I considered setting $v = 0$ near the boundary and mollifying the resulting function. This should yield convergence in $L^2$ but only local convergence of the gradients in $L^2$. I then tried to use a partition of unity, but it seems that I then loose the compact support.
I am happy about any kind of suggestion. Thanks in advance.
Yes, this is possible.
Sketch of a proof:
This can be done with the help of the accepted answer to this question, but it requires some modifications.
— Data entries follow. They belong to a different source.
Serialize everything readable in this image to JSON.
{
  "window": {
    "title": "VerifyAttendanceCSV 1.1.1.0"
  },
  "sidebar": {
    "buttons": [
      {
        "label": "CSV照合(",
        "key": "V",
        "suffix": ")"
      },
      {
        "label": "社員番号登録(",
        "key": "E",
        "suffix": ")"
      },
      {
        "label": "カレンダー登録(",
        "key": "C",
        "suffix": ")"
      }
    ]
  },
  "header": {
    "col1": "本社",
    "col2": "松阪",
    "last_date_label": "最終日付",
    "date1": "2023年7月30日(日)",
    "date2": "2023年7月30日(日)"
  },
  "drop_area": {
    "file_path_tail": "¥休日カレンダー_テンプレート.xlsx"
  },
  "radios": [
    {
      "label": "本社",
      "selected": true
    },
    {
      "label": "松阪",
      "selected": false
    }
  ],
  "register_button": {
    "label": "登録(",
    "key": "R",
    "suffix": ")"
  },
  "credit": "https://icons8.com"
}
Let $\varepsilon>0$. In the method in the linked answer one can also choose a function $\phi:\Bbb R\to\Bbb R$ such that $\phi(x)=x$ for $x\in [-1,1]$ and $|\phi(x)|<1+\varepsilon$ for all $x\in \Bbb R$.
Then there is a smooth approximation $u_\varepsilon \in C_0^{\infty}(\Omega)$ that satisfies $\|u_\varepsilon - v\|_{H_0^1(\Omega)}<\varepsilon$. ( Note that the $C_0^{\infty}(\Omega)$-property is not explicitly stated there, but will automatically happen if we use the same construction.)
Finally, we can define $$v_j := \frac1{1+1/j} u_{1/j},$$ which satisfies your assumptions.